Your implementations of the following functions in this part should all be placed in a single Racket file named `hw5.rkt`

. For this part, tests have been provided for you in the `tests.rkt`

file.

You may use the solution to any exercise as a helper function in subsequent exercises and you may also write stand-alone helper functions.
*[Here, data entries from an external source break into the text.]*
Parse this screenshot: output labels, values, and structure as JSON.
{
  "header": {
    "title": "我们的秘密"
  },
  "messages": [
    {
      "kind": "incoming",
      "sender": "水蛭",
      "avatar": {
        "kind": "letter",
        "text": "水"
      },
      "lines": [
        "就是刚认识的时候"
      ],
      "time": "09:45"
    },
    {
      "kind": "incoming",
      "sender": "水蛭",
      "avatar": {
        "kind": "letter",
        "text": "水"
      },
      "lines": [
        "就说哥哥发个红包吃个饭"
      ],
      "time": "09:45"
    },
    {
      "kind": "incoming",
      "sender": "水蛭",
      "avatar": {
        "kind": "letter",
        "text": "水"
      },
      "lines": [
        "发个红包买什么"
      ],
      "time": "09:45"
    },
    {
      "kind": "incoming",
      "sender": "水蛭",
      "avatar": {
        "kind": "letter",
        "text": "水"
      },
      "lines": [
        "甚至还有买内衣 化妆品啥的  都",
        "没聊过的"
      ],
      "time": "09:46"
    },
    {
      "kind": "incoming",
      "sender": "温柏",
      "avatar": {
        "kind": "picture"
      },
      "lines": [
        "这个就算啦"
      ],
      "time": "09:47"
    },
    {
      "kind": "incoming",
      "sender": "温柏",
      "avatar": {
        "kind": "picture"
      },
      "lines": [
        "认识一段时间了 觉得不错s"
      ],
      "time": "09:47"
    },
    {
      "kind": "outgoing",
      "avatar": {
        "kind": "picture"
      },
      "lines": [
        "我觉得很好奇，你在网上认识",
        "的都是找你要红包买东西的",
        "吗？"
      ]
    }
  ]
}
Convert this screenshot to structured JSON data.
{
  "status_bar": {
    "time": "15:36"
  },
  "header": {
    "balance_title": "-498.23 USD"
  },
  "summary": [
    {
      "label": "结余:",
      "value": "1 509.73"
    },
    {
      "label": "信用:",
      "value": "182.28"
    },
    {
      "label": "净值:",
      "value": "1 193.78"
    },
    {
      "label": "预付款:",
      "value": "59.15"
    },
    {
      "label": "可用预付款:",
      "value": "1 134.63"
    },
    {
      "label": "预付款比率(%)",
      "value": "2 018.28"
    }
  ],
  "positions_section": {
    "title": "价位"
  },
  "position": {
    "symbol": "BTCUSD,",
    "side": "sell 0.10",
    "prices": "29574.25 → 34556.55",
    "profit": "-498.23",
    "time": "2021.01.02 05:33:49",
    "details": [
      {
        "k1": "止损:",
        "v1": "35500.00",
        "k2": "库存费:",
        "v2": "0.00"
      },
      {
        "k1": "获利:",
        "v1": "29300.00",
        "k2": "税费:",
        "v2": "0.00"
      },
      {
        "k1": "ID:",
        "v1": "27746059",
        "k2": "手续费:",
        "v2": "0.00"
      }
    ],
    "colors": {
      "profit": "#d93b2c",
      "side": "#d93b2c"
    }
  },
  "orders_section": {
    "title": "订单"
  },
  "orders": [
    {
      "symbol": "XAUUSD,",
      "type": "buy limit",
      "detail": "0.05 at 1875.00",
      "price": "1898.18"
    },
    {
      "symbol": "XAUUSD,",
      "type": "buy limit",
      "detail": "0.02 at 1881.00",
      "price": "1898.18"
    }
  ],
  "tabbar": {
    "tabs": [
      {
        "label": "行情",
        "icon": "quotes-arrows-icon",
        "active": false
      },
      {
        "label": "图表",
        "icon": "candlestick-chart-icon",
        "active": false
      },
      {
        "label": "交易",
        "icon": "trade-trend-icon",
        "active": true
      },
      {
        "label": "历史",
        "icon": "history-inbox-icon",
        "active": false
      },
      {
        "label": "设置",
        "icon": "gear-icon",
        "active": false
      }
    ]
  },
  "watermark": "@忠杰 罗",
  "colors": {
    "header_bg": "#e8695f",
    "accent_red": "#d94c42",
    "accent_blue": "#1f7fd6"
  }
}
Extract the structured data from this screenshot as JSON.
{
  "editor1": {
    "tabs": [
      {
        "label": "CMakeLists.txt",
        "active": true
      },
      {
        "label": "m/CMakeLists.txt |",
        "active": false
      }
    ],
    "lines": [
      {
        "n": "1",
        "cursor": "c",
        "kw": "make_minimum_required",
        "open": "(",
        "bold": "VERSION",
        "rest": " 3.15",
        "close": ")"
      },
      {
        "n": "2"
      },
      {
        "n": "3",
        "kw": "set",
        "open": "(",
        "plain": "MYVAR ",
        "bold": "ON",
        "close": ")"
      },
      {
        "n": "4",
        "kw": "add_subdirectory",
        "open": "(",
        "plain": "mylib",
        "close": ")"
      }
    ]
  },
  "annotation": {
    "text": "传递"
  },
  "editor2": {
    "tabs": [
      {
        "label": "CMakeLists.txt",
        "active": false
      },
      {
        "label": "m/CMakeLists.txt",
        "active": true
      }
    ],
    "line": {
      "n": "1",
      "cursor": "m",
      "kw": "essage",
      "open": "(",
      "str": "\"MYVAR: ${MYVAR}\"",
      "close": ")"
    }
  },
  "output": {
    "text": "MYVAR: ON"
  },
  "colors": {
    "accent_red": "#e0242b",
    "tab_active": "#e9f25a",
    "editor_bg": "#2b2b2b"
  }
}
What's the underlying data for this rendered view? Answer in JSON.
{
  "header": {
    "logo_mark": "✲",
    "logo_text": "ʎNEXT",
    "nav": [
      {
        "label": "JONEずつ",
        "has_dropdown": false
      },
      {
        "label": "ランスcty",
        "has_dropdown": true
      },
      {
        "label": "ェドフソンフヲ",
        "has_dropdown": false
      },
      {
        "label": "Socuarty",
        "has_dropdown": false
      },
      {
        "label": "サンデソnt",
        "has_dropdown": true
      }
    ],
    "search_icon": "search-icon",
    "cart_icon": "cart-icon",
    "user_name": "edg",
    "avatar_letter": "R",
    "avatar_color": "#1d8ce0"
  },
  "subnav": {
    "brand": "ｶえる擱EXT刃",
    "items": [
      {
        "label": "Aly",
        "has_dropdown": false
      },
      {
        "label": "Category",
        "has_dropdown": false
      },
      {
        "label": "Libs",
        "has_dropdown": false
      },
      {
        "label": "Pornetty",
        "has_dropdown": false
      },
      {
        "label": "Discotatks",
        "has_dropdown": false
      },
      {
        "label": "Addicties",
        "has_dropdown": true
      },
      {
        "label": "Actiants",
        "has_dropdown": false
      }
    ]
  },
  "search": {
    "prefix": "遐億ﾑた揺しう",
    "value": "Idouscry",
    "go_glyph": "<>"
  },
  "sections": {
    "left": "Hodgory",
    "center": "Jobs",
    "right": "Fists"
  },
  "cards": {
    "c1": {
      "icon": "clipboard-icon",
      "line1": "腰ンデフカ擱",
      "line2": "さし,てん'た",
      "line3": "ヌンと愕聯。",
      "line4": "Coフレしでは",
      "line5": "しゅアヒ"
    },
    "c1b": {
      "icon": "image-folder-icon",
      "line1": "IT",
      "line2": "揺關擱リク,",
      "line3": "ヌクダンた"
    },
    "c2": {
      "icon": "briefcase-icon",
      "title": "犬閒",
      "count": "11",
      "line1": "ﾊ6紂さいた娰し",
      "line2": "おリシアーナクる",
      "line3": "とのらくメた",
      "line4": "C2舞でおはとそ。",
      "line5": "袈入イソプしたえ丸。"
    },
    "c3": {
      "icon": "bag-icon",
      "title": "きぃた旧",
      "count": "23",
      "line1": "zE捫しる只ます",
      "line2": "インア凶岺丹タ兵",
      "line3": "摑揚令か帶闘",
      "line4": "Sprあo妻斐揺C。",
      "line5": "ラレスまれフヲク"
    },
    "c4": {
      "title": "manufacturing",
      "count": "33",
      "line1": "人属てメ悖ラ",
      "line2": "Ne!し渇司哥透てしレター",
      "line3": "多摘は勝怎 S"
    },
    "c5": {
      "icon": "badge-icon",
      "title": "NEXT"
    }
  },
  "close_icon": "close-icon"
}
For each function, write the function.

- (25 points) Write a solution to the subset sum problem. This means you should write a procedure
`(subset-sum n nums)`

where`n`

is an integer and`nums`

is a list of integers that returns a subset of the integers in the list`nums`

whose values sum to`n`

. If no subset of`nums`

does this, the function should return`#f`

.`(subset-sum 23 '(2 10 5 7 3 8 6))`

returns`'(10 5 8)`

or`'(2 10 3 8)`

or any other subset of`'(2 10 5 7 3 8 6)`

that sums to 23.`(subset-sum 23 '(2 10 5 7))`

returns`#f`

.

Hint 1:

`subset-sum`

’s feasible check is particularly simple: any number is feasible. For example, suppose`n`

is 4,`nums`

is`'(5 2 -1)`

. 5 is feasible even though it’s greater than 4 because`'(5 -1)`

is a valid solution.Hint 2: The structure of the subset sum problem is also simpler than the others we’ve looked at. If

`n`

is 0, then`empty`

is a valid solution. Otherwise, if`nums`

is empty, then there is no solution. Otherwise,`nums`

starts with some value`x`

and we can ask the questions:- Is there a subset of the rest of
`nums`

that sums to`n`

-`x`

? - Is there a subset of the rest of
`nums`

that sums to`n`

?

Hint 3: Because of the implications of hints 1 and 2 e don’t actually need to build the partial solution

`sofar`

. It’s enough to answer one or both of the questions in hint 2 and if the answer to either is yes, return the appropriate result list by consing`x`

onto the result in one case and not doing so in the other. (25 points) A “no-repeat” sequence is a sequence containing only the digits 1, 2, and 3 that does not contain two identical adjacent subsequences. For example

`'(2 1 3 1 2 1)`

is a no-repeat sequence, but`'(1 2 3 3 2 1)`

is not (because 3 is a repeated subsequence of length 1), and`'(1 2 3 2 3 1)`

is not (because the subsequence`'(2 3)`

is repeated in adjacent spots.Write a procedure

`(no-repeat n)`

that returns a no-repeat sequence of length`n`

.Hint: This is very similar to the n-queens problem. The backtracking is actually straightforward; the more difficult part is writing a function

`(feasible sofar curr)`

that says that if`sofar`

is a no-repeat sequence, then`(cons curr sofar)`

is also one. Since we know`sofar`

is a no-repeat sequence, we only need to check subsequences starting with`curr`

. Suppose`sofar`

is the sequence`(list x1 x2 ... xn)`

. You need to check if`(list curr)`

is a prefix of`(list x1 x2 ... xn)`

and then if`(list curr x1)`

is a prefix of`(list x2 x3 ... xn)`

and then if`(list curr x1 x2)`

is a prefix of`(list x3 x4 ... xn)`

and so forth. You may want to use the`list-prefix?`

standard library function.Hint 2: If we change feasible to take two lists rather than a list

`sofar`

and a number`curr`

, we can simplify the implementation of`feasible`

since it then becomes a check if one list is a prefix of the other list and if not, recursing appropriately. This means you’ll want to call`(feasible sofar (list curr))`

as part of your backtracking procedure.

## Part 2. Interpreter environment

For this part, read parts 1, 2, and 3 of the MiniScheme project. Your task is to implement the procedure described in part 3. You should implement that in `env.rkt`

(35 points) and the tests in `env-tests.rkt`

(15 points).

In future homeworks, you will use your `env.rkt`

and `env-tests.rkt`

.

## Finishing up

Make sure you commit and push. And make sure your name is in all of the files you submit. Your friendly graders thank you.